Kyoto City has formally abandoned the idea of bringing in the disaster debris and incinerating it, and says it will focus on other ways to help the recovery of the disaster-affected areas. As the result, there will be no municipalities in Kyoto Prefecture that will accept and burn the debris with radioactive materials from the Fukushima nuclear accident, asbestos, arsenic, hexavalent chromium (from the tsunami damage).
That leaves Osaka and Kitakyushu City in the western half of Japan that still adamantly insist on burning the debris which even the officials in the disaster-affected Iwate and Miyagi say may not be necessary at all.
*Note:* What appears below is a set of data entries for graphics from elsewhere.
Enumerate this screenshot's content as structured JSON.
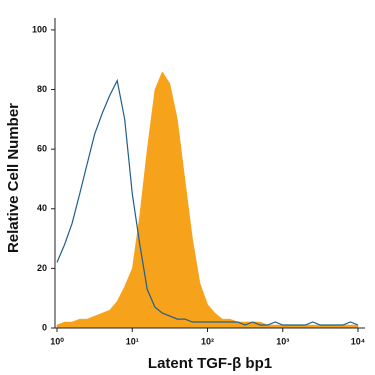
{
  "chart_data": {
    "type": "histogram-overlay",
    "xlabel": "Latent TGF-β bp1",
    "ylabel": "Relative Cell Number",
    "log_x": true,
    "grid": false,
    "xlim": [
      0.94,
      12400
    ],
    "ylim": [
      0,
      104
    ],
    "xticks": [
      {
        "value": 1,
        "label": "10⁰"
      },
      {
        "value": 10,
        "label": "10¹"
      },
      {
        "value": 100,
        "label": "10²"
      },
      {
        "value": 1000,
        "label": "10³"
      },
      {
        "value": 10000,
        "label": "10⁴"
      }
    ],
    "yticks": [
      0,
      20,
      40,
      60,
      80,
      100
    ],
    "x": [
      1,
      1.26,
      1.58,
      2,
      2.51,
      3.16,
      3.98,
      5.01,
      6.31,
      7.94,
      10,
      12.6,
      15.8,
      20,
      25.1,
      31.6,
      39.8,
      50.1,
      63.1,
      79.4,
      100,
      126,
      158,
      200,
      251,
      316,
      398,
      501,
      631,
      794,
      1000,
      1259,
      1585,
      1995,
      2512,
      3162,
      3981,
      5012,
      6310,
      7943,
      10000
    ],
    "series": [
      {
        "style": "filled",
        "color": "#f7a21b",
        "values": [
          1,
          2,
          2,
          3,
          3,
          4,
          5,
          6,
          9,
          14,
          20,
          38,
          60,
          80,
          86,
          82,
          70,
          50,
          30,
          15,
          8,
          5,
          3,
          3,
          2,
          2,
          2,
          2,
          1,
          1,
          1,
          1,
          1,
          1,
          1,
          1,
          1,
          1,
          1,
          1,
          1
        ]
      },
      {
        "style": "outline",
        "color": "#1f5f8b",
        "values": [
          22,
          28,
          35,
          45,
          55,
          65,
          72,
          78,
          83,
          70,
          45,
          28,
          13,
          7,
          5,
          4,
          3,
          3,
          2,
          2,
          2,
          2,
          2,
          2,
          2,
          1,
          2,
          1,
          1,
          2,
          1,
          1,
          1,
          1,
          2,
          1,
          1,
          1,
          1,
          2,
          1
        ]
      }
    ]
  }
}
From Kyoto Shinbun (7/25/2012):
Kyoto City to shelve the plan to process disaster debris
Kyoto City, which had been planning for disposal of disaster debris from Miyagi, decided to shelve the plan to accept the debris on July 25. The Ministry of the Environment informed the city on July 25 that the ministry would not request the cooperation from the city because Miyagi Prefecture was likely to be able to process the debris within itself. As the result, there are no municipalities in Kyoto Prefecture that will accept the disaster debris.
According to the disaster debris process plan that Miyagi Prefecture announced on July 25, the prefecture would only request the disposal of flammable debris to the municipalities which are currently in the process of accepting or have already been accepting (Aomori, Yamagata, Fukushima, Ibaraki, Tokyo). [Fukushima??]
Kyoto City was planning to test burn the debris at 3 incineration plants in the city. In late May it set up a committee of experts to study the safety of the process.
Mayor Daisaku Kadokawa issued a comment, saying "We believe there is no need to accept the debris any more. We continue to hope for the earliest recovery, and support the disaster-affected areas in a variety of ways."
Within Kyoto Prefecture, Maizuru City and Kyotanba-cho were also preparing for the debris acceptance, but the Ministry of the Environment requested on July 3 that municipalities with the disposal capacity of less than several ten thousand tonnes per year should refrain from accepting the debris.
I have a feeling that these cities, denied of the debris and of the opportunity to enrich the cities (government subsidies, repairing and rebuilding aging incineration plants and final disposal sites at the government expense, jobs for their favorite contractors, etc.), may be rather upset with these residents who have opposed.